Instructions for the safe and correct assembly of partly completed machinery must be provided along with the DoI but the product must not be CE marked. When the customer has incorporated the partly completed machinery into a complete machine and CE marked the final assembly, they should place the DoI in their technical file.

Do replacement guards and safety components have to be CE marked?

If such items are supplied independently to customers, including other manufactures who use the items in their own products, they are considered as 'safety components'. Under the Machinery Directive, these must be CE marked and meet the conformity assessment requirements (as if they were machinery). The exceptions are where such components form part of a complete machine (in which case the machine's CE mark covers these items too); or if they are supplied as spare parts by the original machine manufacturer.

Can I demand information from the manufacturer's technical file?

No. This file contains confidential information that the manufacturer does not have to release to their customers. However, manufacturers must supply full instructions for the safe use of the product, as well as certain other information, such as the noise and vibration levels of the machinery, and how to combine the item with other products (if this is envisaged).
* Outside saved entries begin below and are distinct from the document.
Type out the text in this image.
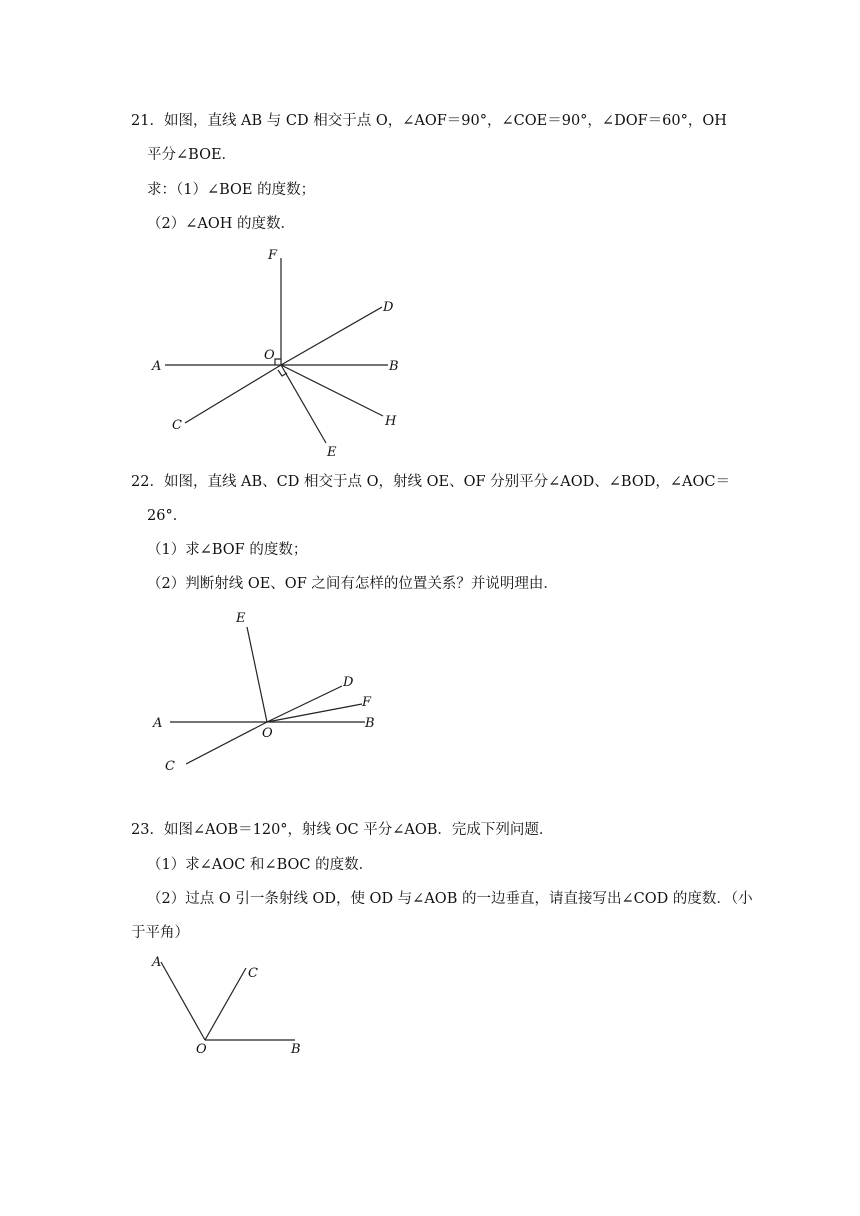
21．如图，直线 AB 与 CD 相交于点 O，∠AOF＝90°，∠COE＝90°，∠DOF＝60°，OH
平分∠BOE．
求：（1）∠BOE 的度数；
（2）∠AOH 的度数．
F
D
A
O
B
C	H
E
22．如图，直线 AB、CD 相交于点 O，射线 OE、OF 分别平分∠AOD、∠BOD，∠AOC＝
26°．
（1）求∠BOF 的度数；
（2）判断射线 OE、OF 之间有怎样的位置关系？并说明理由．
E
D
F
A	B
O
C
23．如图∠AOB＝120°，射线 OC 平分∠AOB．完成下列问题．
（1）求∠AOC 和∠BOC 的度数．
（2）过点 O 引一条射线 OD，使 OD 与∠AOB 的一边垂直，请直接写出∠COD 的度数．（小
于平角）
A
C
O	B
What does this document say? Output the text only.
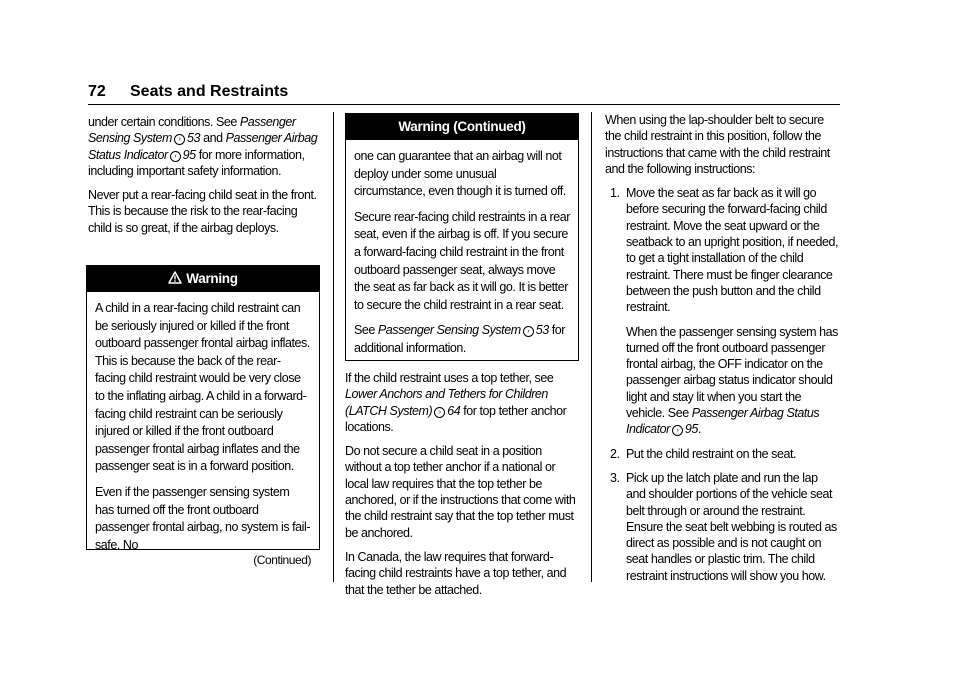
72 Seats and Restraints

under certain conditions. See Passenger Sensing System › 53 and Passenger Airbag Status Indicator › 95 for more information, including important safety information.

Never put a rear-facing child seat in the front. This is because the risk to the rear-facing child is so great, if the airbag deploys.

Warning

A child in a rear-facing child restraint can be seriously injured or killed if the front outboard passenger frontal airbag inflates. This is because the back of the rear-facing child restraint would be very close to the inflating airbag. A child in a forward-facing child restraint can be seriously injured or killed if the front outboard passenger frontal airbag inflates and the passenger seat is in a forward position.

Even if the passenger sensing system has turned off the front outboard passenger frontal airbag, no system is fail-safe. No

(Continued)
Warning (Continued)

one can guarantee that an airbag will not deploy under some unusual circumstance, even though it is turned off.

Secure rear-facing child restraints in a rear seat, even if the airbag is off. If you secure a forward-facing child restraint in the front outboard passenger seat, always move the seat as far back as it will go. It is better to secure the child restraint in a rear seat.

See Passenger Sensing System › 53 for additional information.

If the child restraint uses a top tether, see Lower Anchors and Tethers for Children (LATCH System) › 64 for top tether anchor locations.

Do not secure a child seat in a position without a top tether anchor if a national or local law requires that the top tether be anchored, or if the instructions that come with the child restraint say that the top tether must be anchored.

In Canada, the law requires that forward-facing child restraints have a top tether, and that the tether be attached.

When using the lap-shoulder belt to secure the child restraint in this position, follow the instructions that came with the child restraint and the following instructions:

1. Move the seat as far back as it will go before securing the forward-facing child restraint. Move the seat upward or the seatback to an upright position, if needed, to get a tight installation of the child restraint. There must be finger clearance between the push button and the child restraint.

When the passenger sensing system has turned off the front outboard passenger frontal airbag, the OFF indicator on the passenger airbag status indicator should light and stay lit when you start the vehicle. See Passenger Airbag Status Indicator › 95.

2. Put the child restraint on the seat.

3. Pick up the latch plate and run the lap and shoulder portions of the vehicle seat belt through or around the restraint. Ensure the seat belt webbing is routed as direct as possible and is not caught on seat handles or plastic trim. The child restraint instructions will show you how.
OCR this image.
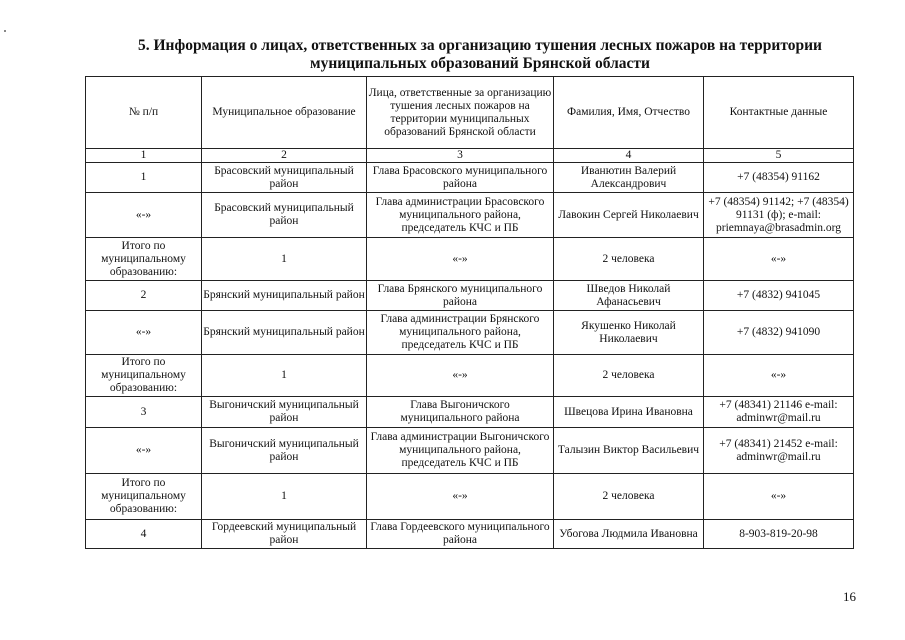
5. Информация о лицах, ответственных за организацию тушения лесных пожаров на территории
муниципальных образований Брянской области
№ п/п	Муниципальное образование	Лица, ответственные за организацию тушения лесных пожаров на территории муниципальных образований Брянской области	Фамилия, Имя, Отчество	Контактные данные
1	2	3	4	5
1	Брасовский муниципальный район	Глава Брасовского муниципального района	Иванютин Валерий Александрович	+7 (48354) 91162
«-»	Брасовский муниципальный район	Глава администрации Брасовского муниципального района, председатель КЧС и ПБ	Лавокин Сергей Николаевич	+7 (48354) 91142; +7 (48354) 91131 (ф); e-mail: priemnaya@brasadmin.org
Итого по муниципальному образованию:	1	«-»	2 человека	«-»
2	Брянский муниципальный район	Глава Брянского муниципального района	Шведов Николай Афанасьевич	+7 (4832) 941045
«-»	Брянский муниципальный район	Глава администрации Брянского муниципального района, председатель КЧС и ПБ	Якушенко Николай Николаевич	+7 (4832) 941090
Итого по муниципальному образованию:	1	«-»	2 человека	«-»
3	Выгоничский муниципальный район	Глава Выгоничского муниципального района	Швецова Ирина Ивановна	+7 (48341) 21146 e-mail: adminwr@mail.ru
«-»	Выгоничский муниципальный район	Глава администрации Выгоничского муниципального района, председатель КЧС и ПБ	Талызин Виктор Васильевич	+7 (48341) 21452 e-mail: adminwr@mail.ru
Итого по муниципальному образованию:	1	«-»	2 человека	«-»
4	Гордеевский муниципальный район	Глава Гордеевского муниципального района	Убогова Людмила Ивановна	8-903-819-20-98
16
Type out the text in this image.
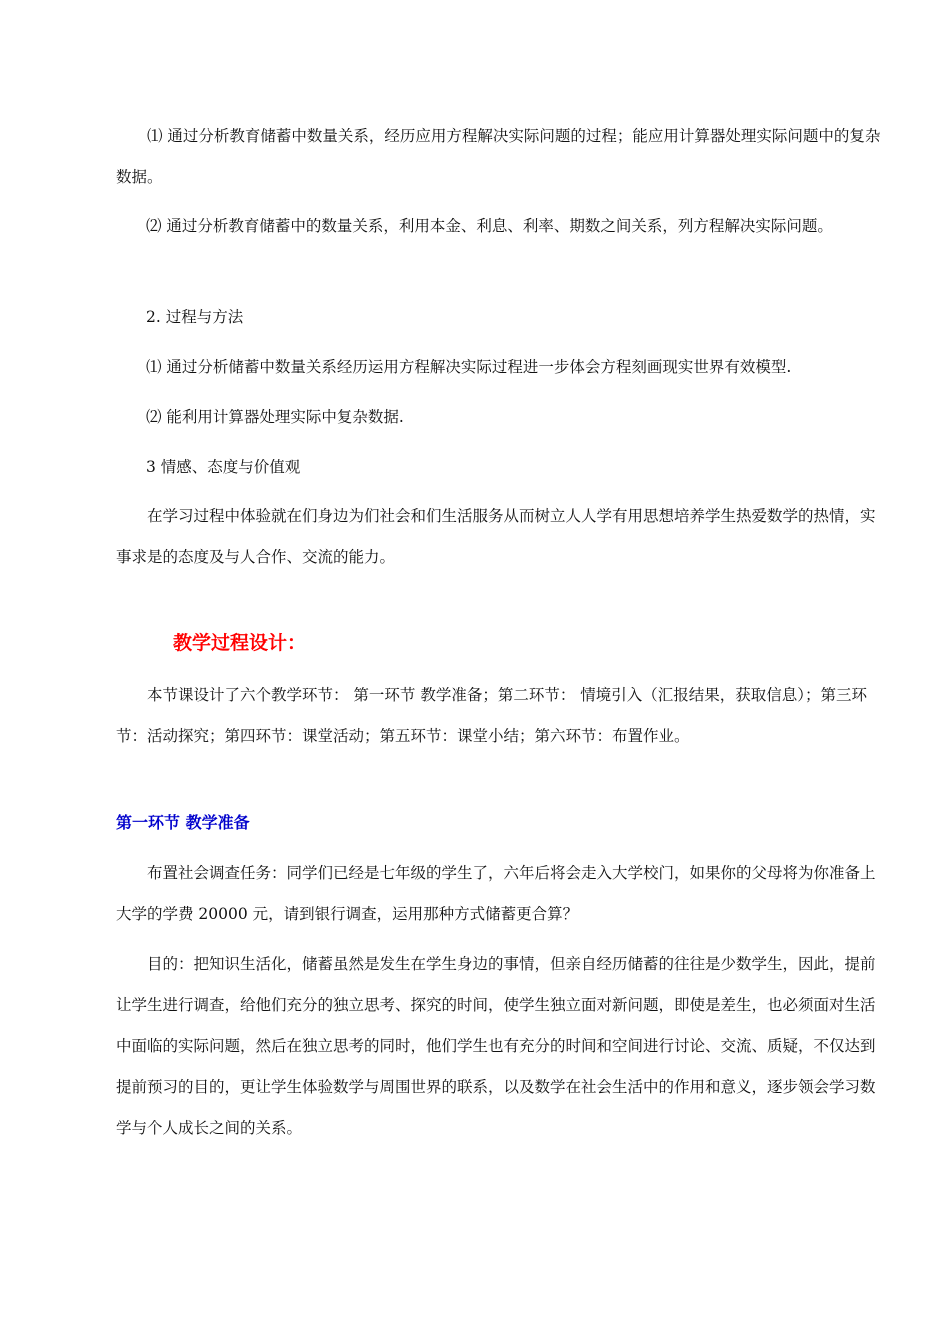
⑴ 通过分析教育储蓄中数量关系，经历应用方程解决实际问题的过程；能应用计算器处理实际问题中的复杂数据。

⑵ 通过分析教育储蓄中的数量关系，利用本金、利息、利率、期数之间关系，列方程解决实际问题。

2. 过程与方法

⑴ 通过分析储蓄中数量关系经历运用方程解决实际过程进一步体会方程刻画现实世界有效模型.

⑵ 能利用计算器处理实际中复杂数据.

3 情感、态度与价值观

在学习过程中体验就在们身边为们社会和们生活服务从而树立人人学有用思想培养学生热爱数学的热情，实事求是的态度及与人合作、交流的能力。

教学过程设计：

本节课设计了六个教学环节： 第一环节 教学准备；第二环节： 情境引入（汇报结果，获取信息）；第三环节：活动探究；第四环节：课堂活动；第五环节：课堂小结；第六环节：布置作业。

第一环节 教学准备

布置社会调查任务：同学们已经是七年级的学生了，六年后将会走入大学校门，如果你的父母将为你准备上大学的学费 20000 元，请到银行调查，运用那种方式储蓄更合算？

目的：把知识生活化，储蓄虽然是发生在学生身边的事情，但亲自经历储蓄的往往是少数学生，因此，提前让学生进行调查，给他们充分的独立思考、探究的时间，使学生独立面对新问题，即使是差生，也必须面对生活中面临的实际问题，然后在独立思考的同时，他们学生也有充分的时间和空间进行讨论、交流、质疑，不仅达到提前预习的目的，更让学生体验数学与周围世界的联系，以及数学在社会生活中的作用和意义，逐步领会学习数学与个人成长之间的关系。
European member state market surveillance authorities have the right to demand information from the technical file, but they have a legal duty to keep the relevant information confidential.

If I make a product for my own use, do I need to CE mark it?

It depends on the product but you must CE mark work equipment that comes under the Machinery Directive and make sure it meets all of its essential health and safety requirements - even if it is only for your own use and you have no intention of supplying it to other parties.